Here, Watjens poses as the Great White Savior. But he doesn’t need to feel attacked when Wins gets attacked. Dissident alumni have criticized Watjens directly. It is grotesque to suggest that dissident alumni have singled out Wins for criticism. Alumni have had plenty to say about the role of Watjens and the Board in the governance of VMI.

The article continues in that vein. Alumni, says Shapira, have “assailed” VMI’s first chief diversity officer Jamica Love, “the college’s highest-ranking Black woman.” Get that? Alumni have assailed her, a Black woman — not the DEI policies she is implementing. “Angry” alumni, writes Shapira, have found a forum on WRVA’s John Reid Show. Shapira proceeds to quote not the alumni appear on his show but Reid, a conservative but not a VMI alumnus, and to take issue with his views on DEI.

None of the alumni in question responded to Shapira’s requests for comments, which is understandable given his long-standing hostility to them, but he does quote Thomas Gottwald, a former board member who resigned during the Northam administration and was reappointed by Governor Glenn Youngkin, based on a recording of the board meeting. (Gottwald, Shapira reminds his readers, is White. And he donated $77,500 to Youngkin’s campaign.)

It’s not a small group of alumni who feel like their voice isn’t being heard right now. It’s a big group. To make broad generalizations about alumni, about anyone being critical of what is going on, is just one further implication that alumni need to just shut up and get in line, that dissenting opinions, different opinions aren’t encouraged or welcomed here.

Gottwald makes a valid point. That is the way the dissident alumni feel.

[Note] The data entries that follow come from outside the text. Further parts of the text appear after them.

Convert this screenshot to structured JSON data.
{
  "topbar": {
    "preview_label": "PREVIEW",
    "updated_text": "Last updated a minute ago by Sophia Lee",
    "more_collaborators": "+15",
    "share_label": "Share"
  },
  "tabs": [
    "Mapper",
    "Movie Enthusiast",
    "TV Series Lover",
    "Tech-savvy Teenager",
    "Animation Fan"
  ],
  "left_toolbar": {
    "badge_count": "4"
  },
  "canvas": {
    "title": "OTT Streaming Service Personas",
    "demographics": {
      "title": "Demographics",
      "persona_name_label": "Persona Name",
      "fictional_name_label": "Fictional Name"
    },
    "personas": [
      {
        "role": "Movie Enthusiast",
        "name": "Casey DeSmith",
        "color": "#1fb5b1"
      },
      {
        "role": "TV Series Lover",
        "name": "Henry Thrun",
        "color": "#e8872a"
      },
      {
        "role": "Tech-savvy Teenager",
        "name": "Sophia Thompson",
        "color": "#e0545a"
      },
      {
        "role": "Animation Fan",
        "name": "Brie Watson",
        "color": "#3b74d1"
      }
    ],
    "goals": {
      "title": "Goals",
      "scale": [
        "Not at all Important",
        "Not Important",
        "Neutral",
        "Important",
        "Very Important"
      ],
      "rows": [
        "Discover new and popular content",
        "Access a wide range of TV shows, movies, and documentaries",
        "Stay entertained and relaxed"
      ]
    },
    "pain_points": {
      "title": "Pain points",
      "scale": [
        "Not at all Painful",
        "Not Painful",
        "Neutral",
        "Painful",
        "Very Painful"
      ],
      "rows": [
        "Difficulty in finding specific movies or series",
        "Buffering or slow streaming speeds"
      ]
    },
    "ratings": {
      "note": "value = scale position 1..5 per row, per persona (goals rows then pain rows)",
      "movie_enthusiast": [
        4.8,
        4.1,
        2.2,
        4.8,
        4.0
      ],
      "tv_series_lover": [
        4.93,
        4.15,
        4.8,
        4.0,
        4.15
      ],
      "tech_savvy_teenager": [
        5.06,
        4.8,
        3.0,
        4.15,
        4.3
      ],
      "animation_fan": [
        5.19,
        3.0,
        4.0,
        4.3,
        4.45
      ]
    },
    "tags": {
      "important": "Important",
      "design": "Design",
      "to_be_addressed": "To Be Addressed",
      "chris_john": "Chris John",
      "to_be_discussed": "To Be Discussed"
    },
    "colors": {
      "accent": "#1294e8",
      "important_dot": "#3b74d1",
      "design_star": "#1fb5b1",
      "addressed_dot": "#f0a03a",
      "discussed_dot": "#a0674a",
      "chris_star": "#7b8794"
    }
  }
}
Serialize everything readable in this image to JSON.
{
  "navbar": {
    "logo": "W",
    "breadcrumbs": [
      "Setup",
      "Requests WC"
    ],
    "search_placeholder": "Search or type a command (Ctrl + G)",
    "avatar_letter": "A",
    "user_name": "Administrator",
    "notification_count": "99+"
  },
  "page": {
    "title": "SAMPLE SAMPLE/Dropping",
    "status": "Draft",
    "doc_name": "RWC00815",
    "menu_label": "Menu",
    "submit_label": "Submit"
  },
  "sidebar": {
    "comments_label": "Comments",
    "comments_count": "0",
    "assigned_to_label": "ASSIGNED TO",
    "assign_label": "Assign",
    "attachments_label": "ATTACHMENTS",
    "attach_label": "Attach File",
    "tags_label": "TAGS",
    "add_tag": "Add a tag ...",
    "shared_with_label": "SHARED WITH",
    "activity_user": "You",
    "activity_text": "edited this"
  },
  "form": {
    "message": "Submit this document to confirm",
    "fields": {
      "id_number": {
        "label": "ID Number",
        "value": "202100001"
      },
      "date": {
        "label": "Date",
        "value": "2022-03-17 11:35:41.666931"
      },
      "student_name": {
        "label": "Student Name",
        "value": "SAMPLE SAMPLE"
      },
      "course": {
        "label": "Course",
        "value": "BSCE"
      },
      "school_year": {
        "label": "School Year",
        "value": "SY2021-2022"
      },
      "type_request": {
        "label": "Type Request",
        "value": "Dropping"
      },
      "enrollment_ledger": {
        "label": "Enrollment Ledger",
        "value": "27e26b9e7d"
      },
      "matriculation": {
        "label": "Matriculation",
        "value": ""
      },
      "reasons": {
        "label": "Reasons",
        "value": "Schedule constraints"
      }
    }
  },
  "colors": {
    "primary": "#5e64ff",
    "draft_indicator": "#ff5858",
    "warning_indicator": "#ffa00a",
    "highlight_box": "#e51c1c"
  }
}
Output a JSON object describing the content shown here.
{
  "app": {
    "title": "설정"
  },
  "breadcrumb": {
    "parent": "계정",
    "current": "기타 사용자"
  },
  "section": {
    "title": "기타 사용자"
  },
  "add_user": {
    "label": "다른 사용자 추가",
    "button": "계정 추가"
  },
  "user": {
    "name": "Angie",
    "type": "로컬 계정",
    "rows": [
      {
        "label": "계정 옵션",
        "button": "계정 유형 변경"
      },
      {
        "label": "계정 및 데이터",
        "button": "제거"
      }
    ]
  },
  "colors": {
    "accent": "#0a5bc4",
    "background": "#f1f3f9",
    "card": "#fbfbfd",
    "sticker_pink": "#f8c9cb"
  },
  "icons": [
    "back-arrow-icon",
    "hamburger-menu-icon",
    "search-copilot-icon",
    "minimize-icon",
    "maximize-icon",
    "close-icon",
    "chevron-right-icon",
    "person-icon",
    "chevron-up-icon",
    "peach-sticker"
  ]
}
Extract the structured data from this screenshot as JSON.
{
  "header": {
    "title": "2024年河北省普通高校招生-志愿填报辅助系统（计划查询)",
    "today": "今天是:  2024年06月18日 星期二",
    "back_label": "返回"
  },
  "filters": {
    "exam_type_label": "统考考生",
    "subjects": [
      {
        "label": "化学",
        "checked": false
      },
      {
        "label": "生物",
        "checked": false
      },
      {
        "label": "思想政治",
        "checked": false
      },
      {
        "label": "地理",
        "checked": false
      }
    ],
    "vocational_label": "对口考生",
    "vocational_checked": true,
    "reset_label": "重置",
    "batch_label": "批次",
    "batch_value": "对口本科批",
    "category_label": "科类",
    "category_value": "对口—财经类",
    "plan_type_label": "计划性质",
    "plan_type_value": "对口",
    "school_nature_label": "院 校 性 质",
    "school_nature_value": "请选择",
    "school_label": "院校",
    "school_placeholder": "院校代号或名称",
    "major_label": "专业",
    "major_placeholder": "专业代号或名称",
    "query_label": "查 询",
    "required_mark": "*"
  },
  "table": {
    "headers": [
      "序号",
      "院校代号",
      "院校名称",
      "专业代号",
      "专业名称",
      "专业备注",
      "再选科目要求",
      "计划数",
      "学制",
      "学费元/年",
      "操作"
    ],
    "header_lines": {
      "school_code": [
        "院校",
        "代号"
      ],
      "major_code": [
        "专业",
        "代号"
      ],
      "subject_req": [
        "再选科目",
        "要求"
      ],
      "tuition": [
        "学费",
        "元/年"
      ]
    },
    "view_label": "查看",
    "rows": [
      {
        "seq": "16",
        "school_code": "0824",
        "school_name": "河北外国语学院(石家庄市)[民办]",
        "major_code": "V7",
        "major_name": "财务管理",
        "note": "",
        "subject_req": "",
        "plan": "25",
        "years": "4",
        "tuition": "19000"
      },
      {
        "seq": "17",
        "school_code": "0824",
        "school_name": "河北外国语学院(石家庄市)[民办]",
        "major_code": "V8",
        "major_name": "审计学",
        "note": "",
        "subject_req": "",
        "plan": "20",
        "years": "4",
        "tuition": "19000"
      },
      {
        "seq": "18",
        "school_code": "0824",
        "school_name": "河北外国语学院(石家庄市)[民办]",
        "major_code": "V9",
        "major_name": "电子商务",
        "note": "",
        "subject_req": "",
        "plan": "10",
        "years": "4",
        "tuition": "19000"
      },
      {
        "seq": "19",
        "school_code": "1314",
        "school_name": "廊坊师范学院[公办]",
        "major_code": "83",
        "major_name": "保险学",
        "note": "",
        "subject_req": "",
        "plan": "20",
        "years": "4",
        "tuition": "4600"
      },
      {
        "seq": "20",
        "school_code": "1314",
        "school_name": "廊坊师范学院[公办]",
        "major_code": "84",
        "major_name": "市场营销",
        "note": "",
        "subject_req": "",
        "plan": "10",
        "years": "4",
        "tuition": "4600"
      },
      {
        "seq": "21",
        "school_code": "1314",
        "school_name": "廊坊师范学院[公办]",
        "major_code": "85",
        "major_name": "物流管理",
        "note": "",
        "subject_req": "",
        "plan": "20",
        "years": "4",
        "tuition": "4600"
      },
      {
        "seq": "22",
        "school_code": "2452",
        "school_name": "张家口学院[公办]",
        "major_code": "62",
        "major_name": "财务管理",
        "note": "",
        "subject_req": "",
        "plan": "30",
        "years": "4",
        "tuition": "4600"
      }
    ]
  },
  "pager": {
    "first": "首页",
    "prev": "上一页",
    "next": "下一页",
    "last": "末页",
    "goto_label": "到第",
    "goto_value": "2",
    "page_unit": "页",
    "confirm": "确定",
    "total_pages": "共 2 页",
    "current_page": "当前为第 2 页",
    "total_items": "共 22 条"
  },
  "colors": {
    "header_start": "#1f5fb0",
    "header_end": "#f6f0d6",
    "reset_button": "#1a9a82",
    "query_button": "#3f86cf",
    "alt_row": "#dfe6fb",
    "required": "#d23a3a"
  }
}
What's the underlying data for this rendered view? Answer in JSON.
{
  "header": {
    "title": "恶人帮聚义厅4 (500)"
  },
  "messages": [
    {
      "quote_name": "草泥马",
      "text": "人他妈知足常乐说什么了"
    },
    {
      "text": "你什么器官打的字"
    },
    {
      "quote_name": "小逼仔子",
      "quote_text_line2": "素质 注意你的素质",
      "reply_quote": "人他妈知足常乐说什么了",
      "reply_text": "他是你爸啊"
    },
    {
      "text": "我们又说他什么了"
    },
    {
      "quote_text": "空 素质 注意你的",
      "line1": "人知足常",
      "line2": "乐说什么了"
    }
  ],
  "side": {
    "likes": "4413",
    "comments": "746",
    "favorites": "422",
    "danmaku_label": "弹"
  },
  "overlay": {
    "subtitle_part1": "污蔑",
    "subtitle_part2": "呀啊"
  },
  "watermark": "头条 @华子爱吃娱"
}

One might argue that I’m misconstruing Shapira’s article, that I’m reading insinuations of racism into his words. Let me respond by noting that the article has generated some 4,400 comments at last count, and most of the commenters are reading it the same way I do.

“Sounds like VMI is an incubator for white supremacy,” says one.

“The spirit of VMI might as well be the spirit of the KKK. Sickening,” says another.

“I am SO SICK AND TIRED of elderly white southern racists clinging desperately to their white supremacy dreams,” says another.

There are genuine philosophical issues at stake. How is DEI being implemented at VMI? Is the emphasis on racial, sexual and gender identity compatible or incompatible with the Rat Line? These are issues that Shapira could explore if he chose. But to my recollection, he has never done so. Instead, he has cast alumni dissidents as reactionary White conservatives. With this article, he has gone further by insinuating racist motives.

Ironically, as much as the dissident alumni may disagree with Wins, any negative feelings they bear for him pale in comparison to the animosity they feel for Shapira. Alumni accord Wins respect for his distinguished military service, and they had high hopes for him when he was first appointed. The person they detest more than any other is a smug, Princeton-educated heir of a wealthy Kentucky bourbon-distillery conglomerate who uses The Washington Post to signal his superiority over his moral inferiors — Shapira himself.